Trend zu bäuerlichen Produkten: Der Schmankalan-Markt in Grafenstein fand schon zum zehnten Mal statt.

GRAFENSTEIN (vp). Fleisch- und Fischprodukte, Brot und Kuchen, Edelbrände, Feuriges von der Chili oder auch Blumen, Kunsthandwerk und selbsterzeugte kosmetische Produkte - der Mix macht sicher den Erfolg des Grafensteiner Schmankalan-Marktes aus. Dieser fand am Wochenende zum bereits zehnten Mal statt, auch im Winter gibt es keine Pause.

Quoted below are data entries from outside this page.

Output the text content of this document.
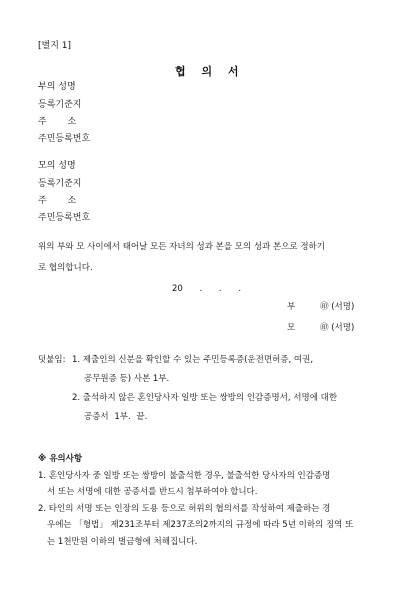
[별지 1]
협 의 서
부의 성명
등록기준지
주 소
주민등록번호
모의 성명
등록기준지
주 소
주민등록번호
위의 부와 모 사이에서 태어날 모든 자녀의 성과 본을 모의 성과 본으로 정하기
로 협의합니다.
20 . . .
부	㊞ (서명)
모	㊞ (서명)
덧붙임: 1. 제출인의 신분을 확인할 수 있는 주민등록증(운전면허증, 여권,
공무원증 등) 사본 1부.
2. 출석하지 않은 혼인당사자 일방 또는 쌍방의 인감증명서, 서명에 대한
공증서 1부. 끝.
※ 유의사항
1. 혼인당사자 중 일방 또는 쌍방이 불출석한 경우, 불출석한 당사자의 인감증명
서 또는 서명에 대한 공증서를 반드시 첨부하여야 합니다.
2. 타인의 서명 또는 인장의 도용 등으로 허위의 협의서를 작성하여 제출하는 경
우에는 「형법」 제231조부터 제237조의2까지의 규정에 따라 5년 이하의 징역 또
는 1천만원 이하의 벌금형에 처해집니다.
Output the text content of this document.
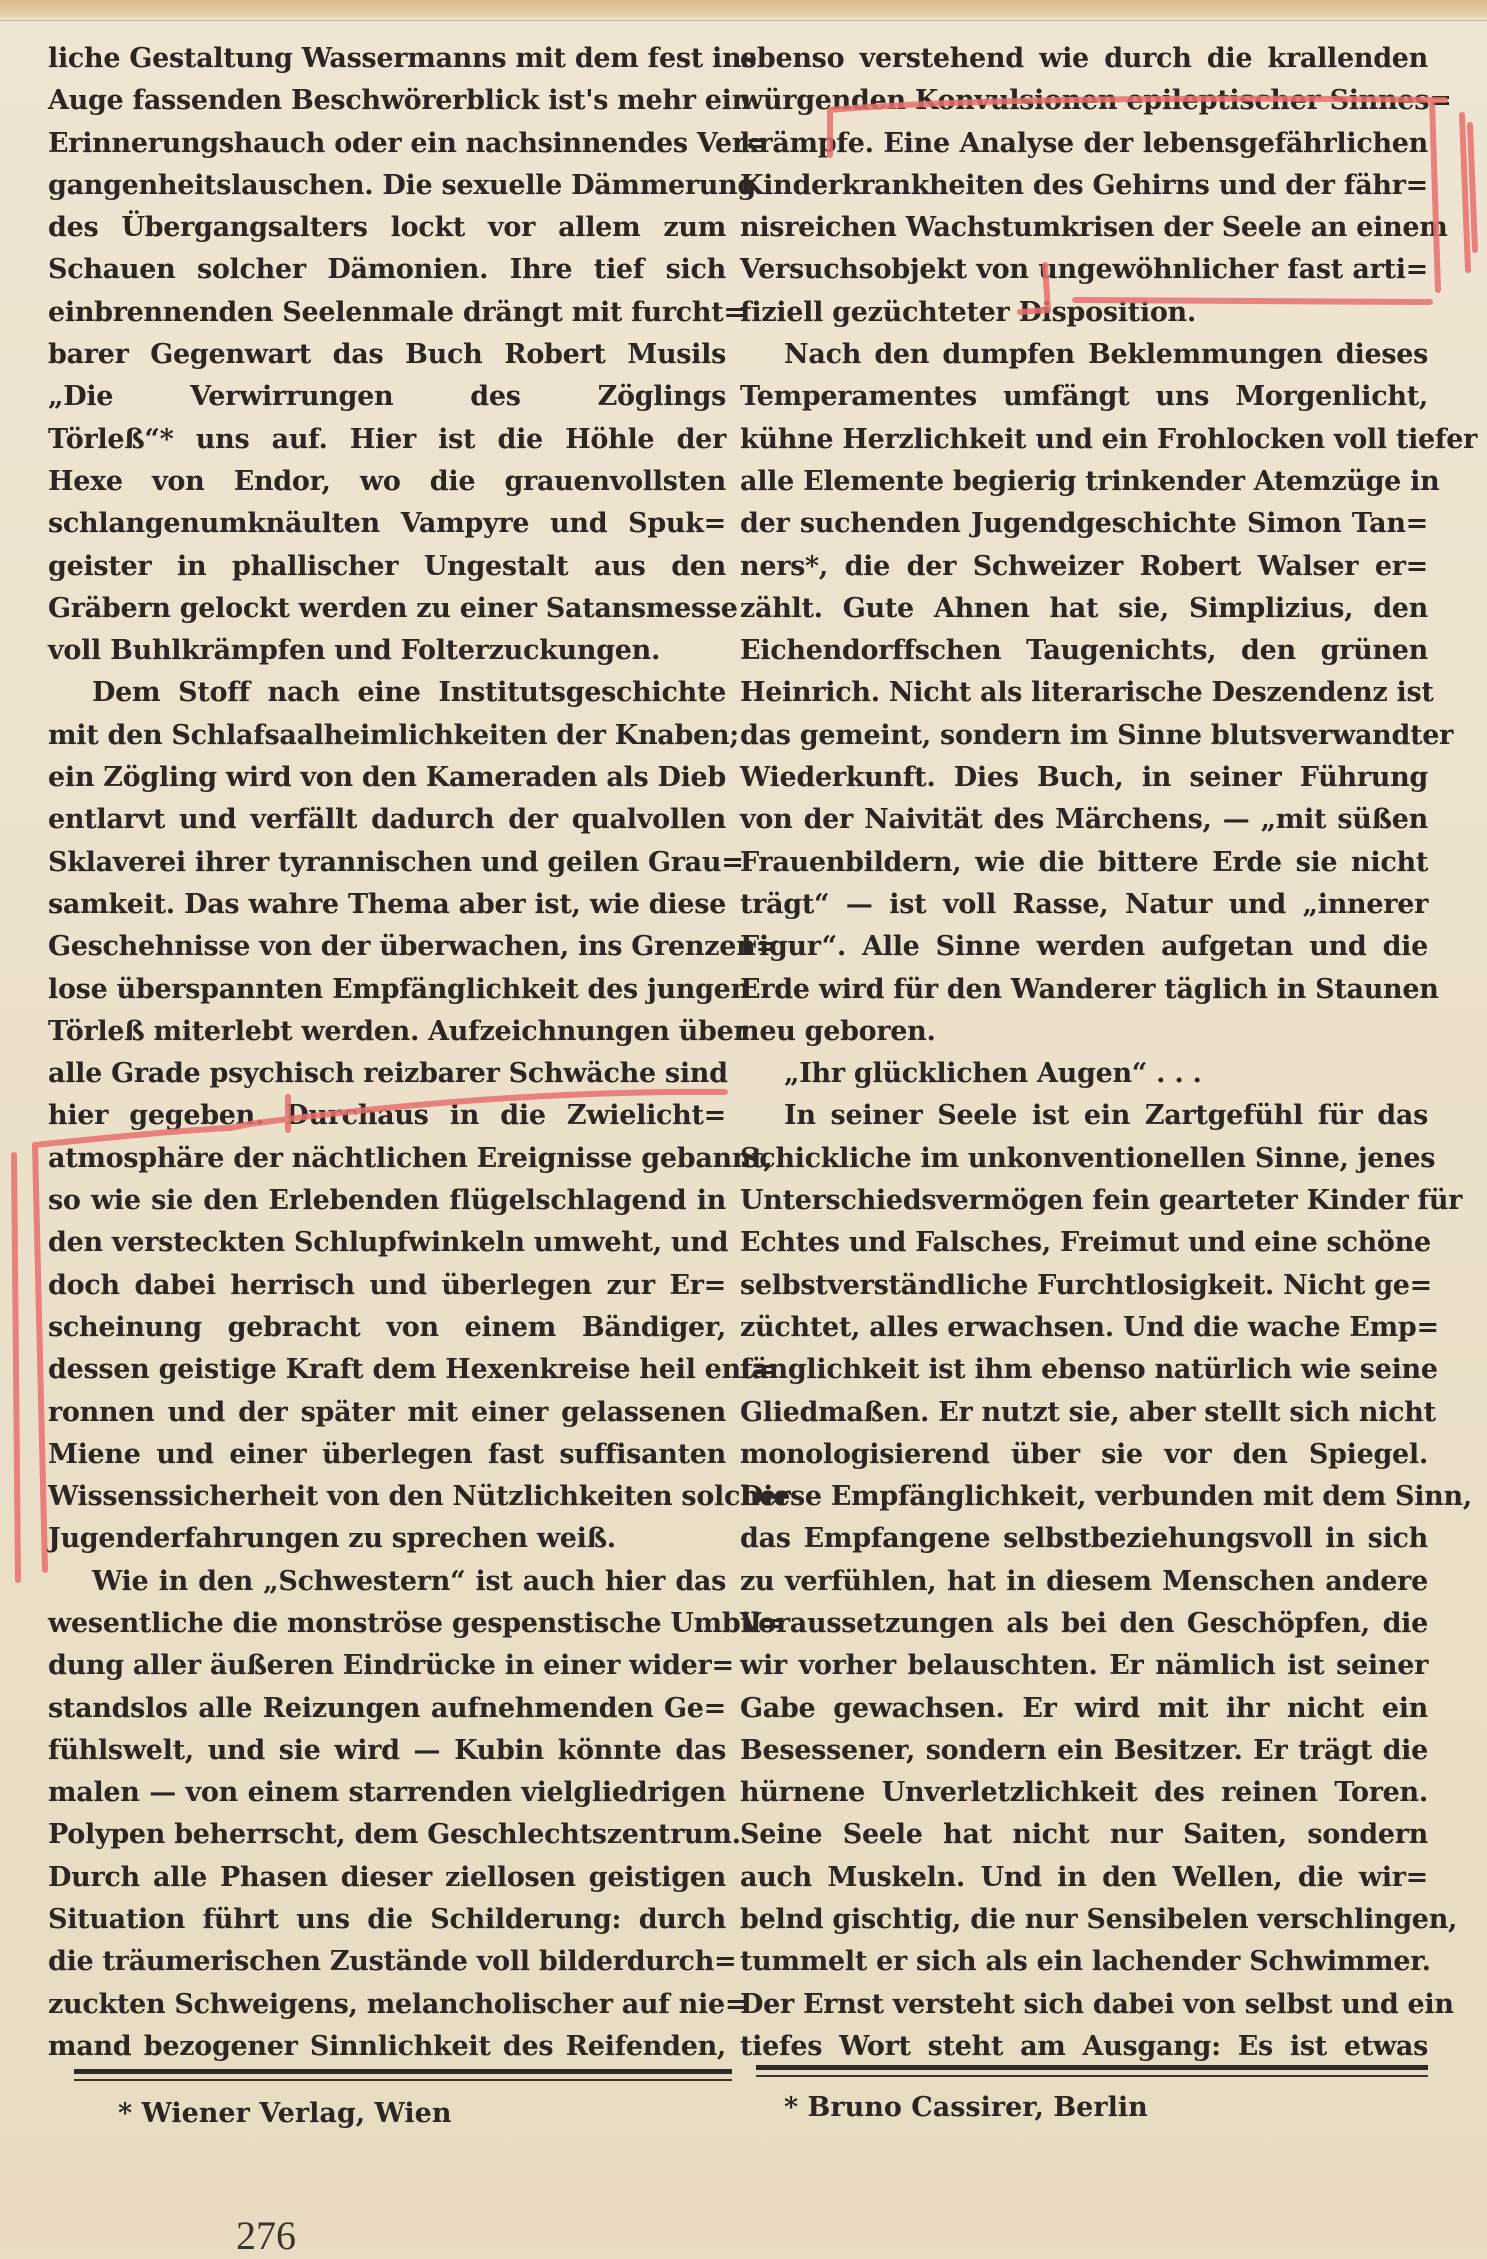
liche Gestaltung Wassermanns mit dem fest ins
Auge fassenden Beschwörerblick ist's mehr ein
Erinnerungshauch oder ein nachsinnendes Ver=
gangenheitslauschen. Die sexuelle Dämmerung
des Übergangsalters lockt vor allem zum
Schauen solcher Dämonien. Ihre tief sich
einbrennenden Seelenmale drängt mit furcht=
barer Gegenwart das Buch Robert Musils
„Die Verwirrungen des Zöglings
Törleß“* uns auf. Hier ist die Höhle der
Hexe von Endor, wo die grauenvollsten
schlangenumknäulten Vampyre und Spuk=
geister in phallischer Ungestalt aus den
Gräbern gelockt werden zu einer Satansmesse
voll Buhlkrämpfen und Folterzuckungen.
Dem Stoff nach eine Institutsgeschichte
mit den Schlafsaalheimlichkeiten der Knaben;
ein Zögling wird von den Kameraden als Dieb
entlarvt und verfällt dadurch der qualvollen
Sklaverei ihrer tyrannischen und geilen Grau=
samkeit. Das wahre Thema aber ist, wie diese
Geschehnisse von der überwachen, ins Grenzen=
lose überspannten Empfänglichkeit des jungen
Törleß miterlebt werden. Aufzeichnungen über
alle Grade psychisch reizbarer Schwäche sind
hier gegeben. Durchaus in die Zwielicht=
atmosphäre der nächtlichen Ereignisse gebannt,
so wie sie den Erlebenden flügelschlagend in
den versteckten Schlupfwinkeln umweht, und
doch dabei herrisch und überlegen zur Er=
scheinung gebracht von einem Bändiger,
dessen geistige Kraft dem Hexenkreise heil ent=
ronnen und der später mit einer gelassenen
Miene und einer überlegen fast suffisanten
Wissenssicherheit von den Nützlichkeiten solcher
Jugenderfahrungen zu sprechen weiß.
Wie in den „Schwestern“ ist auch hier das
wesentliche die monströse gespenstische Umbil=
dung aller äußeren Eindrücke in einer wider=
standslos alle Reizungen aufnehmenden Ge=
fühlswelt, und sie wird — Kubin könnte das
malen — von einem starrenden vielgliedrigen
Polypen beherrscht, dem Geschlechtszentrum.
Durch alle Phasen dieser ziellosen geistigen
Situation führt uns die Schilderung: durch
die träumerischen Zustände voll bilderdurch=
zuckten Schweigens, melancholischer auf nie=
mand bezogener Sinnlichkeit des Reifenden,
ebenso verstehend wie durch die krallenden
würgenden Konvulsionen epileptischer Sinnes=
krämpfe. Eine Analyse der lebensgefährlichen
Kinderkrankheiten des Gehirns und der fähr=
nisreichen Wachstumkrisen der Seele an einem
Versuchsobjekt von ungewöhnlicher fast arti=
fiziell gezüchteter Disposition.
Nach den dumpfen Beklemmungen dieses
Temperamentes umfängt uns Morgenlicht,
kühne Herzlichkeit und ein Frohlocken voll tiefer
alle Elemente begierig trinkender Atemzüge in
der suchenden Jugendgeschichte Simon Tan=
ners*, die der Schweizer Robert Walser er=
zählt. Gute Ahnen hat sie, Simplizius, den
Eichendorffschen Taugenichts, den grünen
Heinrich. Nicht als literarische Deszendenz ist
das gemeint, sondern im Sinne blutsverwandter
Wiederkunft. Dies Buch, in seiner Führung
von der Naivität des Märchens, — „mit süßen
Frauenbildern, wie die bittere Erde sie nicht
trägt“ — ist voll Rasse, Natur und „innerer
Figur“. Alle Sinne werden aufgetan und die
Erde wird für den Wanderer täglich in Staunen
neu geboren.
„Ihr glücklichen Augen“ . . .
In seiner Seele ist ein Zartgefühl für das
Schickliche im unkonventionellen Sinne, jenes
Unterschiedsvermögen fein gearteter Kinder für
Echtes und Falsches, Freimut und eine schöne
selbstverständliche Furchtlosigkeit. Nicht ge=
züchtet, alles erwachsen. Und die wache Emp=
fänglichkeit ist ihm ebenso natürlich wie seine
Gliedmaßen. Er nutzt sie, aber stellt sich nicht
monologisierend über sie vor den Spiegel.
Diese Empfänglichkeit, verbunden mit dem Sinn,
das Empfangene selbstbeziehungsvoll in sich
zu verfühlen, hat in diesem Menschen andere
Voraussetzungen als bei den Geschöpfen, die
wir vorher belauschten. Er nämlich ist seiner
Gabe gewachsen. Er wird mit ihr nicht ein
Besessener, sondern ein Besitzer. Er trägt die
hürnene Unverletzlichkeit des reinen Toren.
Seine Seele hat nicht nur Saiten, sondern
auch Muskeln. Und in den Wellen, die wir=
belnd gischtig, die nur Sensibelen verschlingen,
tummelt er sich als ein lachender Schwimmer.
Der Ernst versteht sich dabei von selbst und ein
tiefes Wort steht am Ausgang: Es ist etwas
* Wiener Verlag, Wien	* Bruno Cassirer, Berlin
276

"Wir sind sehr zufrieden", zieht Mit-Initiator Markus Tschischej Bilanz. "Wir versuchen, Schwerpunkte im Jahreskreislauf zu setzen. Rund 14 Standler sind regelmäßig mit dabei. Es kommen auch immer wieder neue Standler auf uns zu oder wir sprechen sie an."

"Rundes Bild"

Tschischej bemerkt den "Trend zu bäuerlichen Produkten". "Mittlerweile gibt es auch in allen Nachbargemeinden einen Markt. Es geht wieder zurück zur Direktvermarktung."

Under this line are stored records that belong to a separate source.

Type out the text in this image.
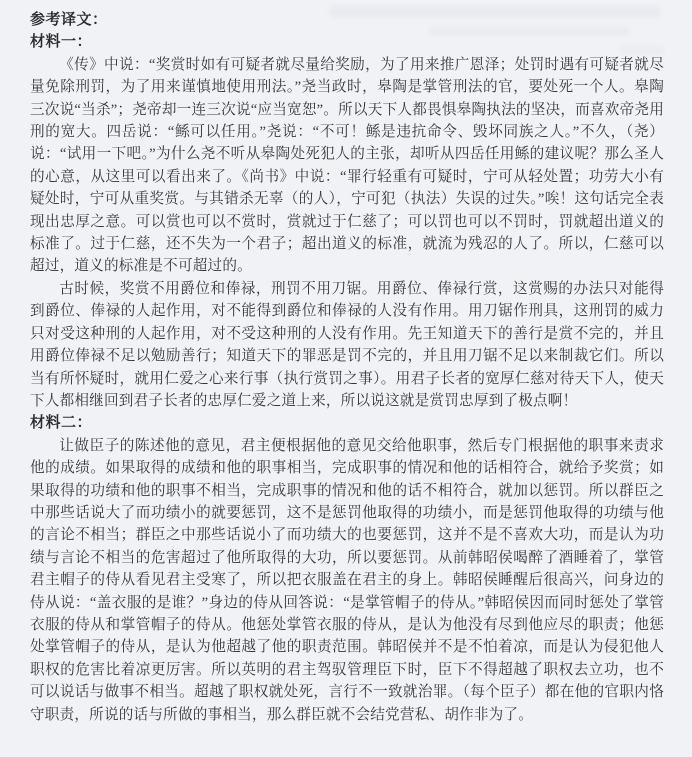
参考译文：
材料一：

《传》中说：“奖赏时如有可疑者就尽量给奖励，为了用来推广恩泽；处罚时遇有可疑者就尽量免除刑罚，为了用来谨慎地使用刑法。”尧当政时，皋陶是掌管刑法的官，要处死一个人。皋陶三次说“当杀”；尧帝却一连三次说“应当宽恕”。所以天下人都畏惧皋陶执法的坚决，而喜欢帝尧用刑的宽大。四岳说：“鲧可以任用。”尧说：“不可！鲧是违抗命令、毁坏同族之人。”不久，（尧）说：“试用一下吧。”为什么尧不听从皋陶处死犯人的主张，却听从四岳任用鲧的建议呢？那么圣人的心意，从这里可以看出来了。《尚书》中说：“罪行轻重有可疑时，宁可从轻处置；功劳大小有疑处时，宁可从重奖赏。与其错杀无辜（的人），宁可犯（执法）失误的过失。”唉！这句话完全表现出忠厚之意。可以赏也可以不赏时，赏就过于仁慈了；可以罚也可以不罚时，罚就超出道义的标准了。过于仁慈，还不失为一个君子；超出道义的标准，就流为残忍的人了。所以，仁慈可以超过，道义的标准是不可超过的。

古时候，奖赏不用爵位和俸禄，刑罚不用刀锯。用爵位、俸禄行赏，这赏赐的办法只对能得到爵位、俸禄的人起作用，对不能得到爵位和俸禄的人没有作用。用刀锯作刑具，这刑罚的威力只对受这种刑的人起作用，对不受这种刑的人没有作用。先王知道天下的善行是赏不完的，并且用爵位俸禄不足以勉励善行；知道天下的罪恶是罚不完的，并且用刀锯不足以来制裁它们。所以当有所怀疑时，就用仁爱之心来行事（执行赏罚之事）。用君子长者的宽厚仁慈对待天下人，使天下人都相继回到君子长者的忠厚仁爱之道上来，所以说这就是赏罚忠厚到了极点啊！

材料二：

让做臣子的陈述他的意见，君主便根据他的意见交给他职事，然后专门根据他的职事来责求他的成绩。如果取得的成绩和他的职事相当，完成职事的情况和他的话相符合，就给予奖赏；如果取得的功绩和他的职事不相当，完成职事的情况和他的话不相符合，就加以惩罚。所以群臣之中那些话说大了而功绩小的就要惩罚，这不是惩罚他取得的功绩小，而是惩罚他取得的功绩与他的言论不相当；群臣之中那些话说小了而功绩大的也要惩罚，这并不是不喜欢大功，而是认为功绩与言论不相当的危害超过了他所取得的大功，所以要惩罚。从前韩昭侯喝醉了酒睡着了，掌管君主帽子的侍从看见君主受寒了，所以把衣服盖在君主的身上。韩昭侯睡醒后很高兴，问身边的侍从说：“盖衣服的是谁？”身边的侍从回答说：“是掌管帽子的侍从。”韩昭侯因而同时惩处了掌管衣服的侍从和掌管帽子的侍从。他惩处掌管衣服的侍从，是认为他没有尽到他应尽的职责；他惩处掌管帽子的侍从，是认为他超越了他的职责范围。韩昭侯并不是不怕着凉，而是认为侵犯他人职权的危害比着凉更厉害。所以英明的君主驾驭管理臣下时，臣下不得超越了职权去立功，也不可以说话与做事不相当。超越了职权就处死，言行不一致就治罪。（每个臣子）都在他的官职内恪守职责，所说的话与所做的事相当，那么群臣就不会结党营私、胡作非为了。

"Der Hambrusch" sorgt beim Schmankalan-Markt für die Verköstigung. "Wir stimmen uns kulinarisch ab, damit alles ein rundes Bild ergibt. So gab es jetzt zum Erntedank-Oktoberfest Weißwurst und Oktoberbier."
Wenn Tschischej einen Wunsch äußern könnte? "Dass der Markt in zehn, 20 Jahren noch genauso gut angenommen wird wie jetzt. Wir sind für gute Ideen und neue Standler immer offen, bevorzugt werden natürlich Direktvermarkter aus der Gemeinde."
Der nächste Schmankalan-Markt findet überigens am 18. November statt.